Petersons Hass auf Elmo ist gut dokumentiert, sei es auf Twitter (X) oder in Podcasts. Bald folgten Satire-Postings, die Petersons Elmo-Hass auf die Spitze trieben. Mit der Hamas hat Jordan Peterson Elmo tatsächlich nie verglichen. Das Fake-Posting hat sich sehr schnell verbreitet – vermutlich auch deswegen, weil man es ihm jederzeit zutrauen würde, so etwas zu schreiben.
Die Ausraster sorgen mit ihrer Absurdität für Stirnrunzler und Lacher. Sie werfen aber auch die nachvollziehbare Frage auf: Was zur Hölle ist mit Jordan Peterson passiert?
Die kurze Antwort: Peterson geht den Weg weiter, den er vor langer Zeit eingeschlagen hat.
Er hat sich eine Karriere um kontroverse Aussagen aufgebaut. Die muss er immer weiter hochdrehen und zuspitzen, um weiterhin relevant zu bleiben.

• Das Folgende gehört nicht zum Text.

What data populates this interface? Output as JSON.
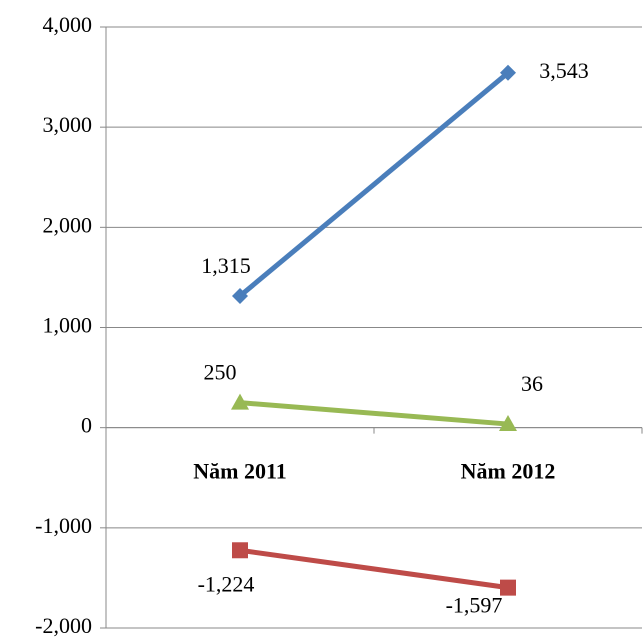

Jordan Peterson schafft es, immer noch eins draufzusetzen. Das führt nicht nur zu Hasstiraden gegen Elmo, sondern auch viele andere Institutionen. Und Papierhandtuch-Spender.
Was ist mit Jordan Peterson passiert?
Peterson ist auf sozialen Medien dauerpräsent. Er hat mit seinen Selbsthilfebüchern vor allem junge Männer erreicht – und manchen davon auch geholfen. Peterson versteht sich selbst als Speerspitze gegen den “Mainstream”.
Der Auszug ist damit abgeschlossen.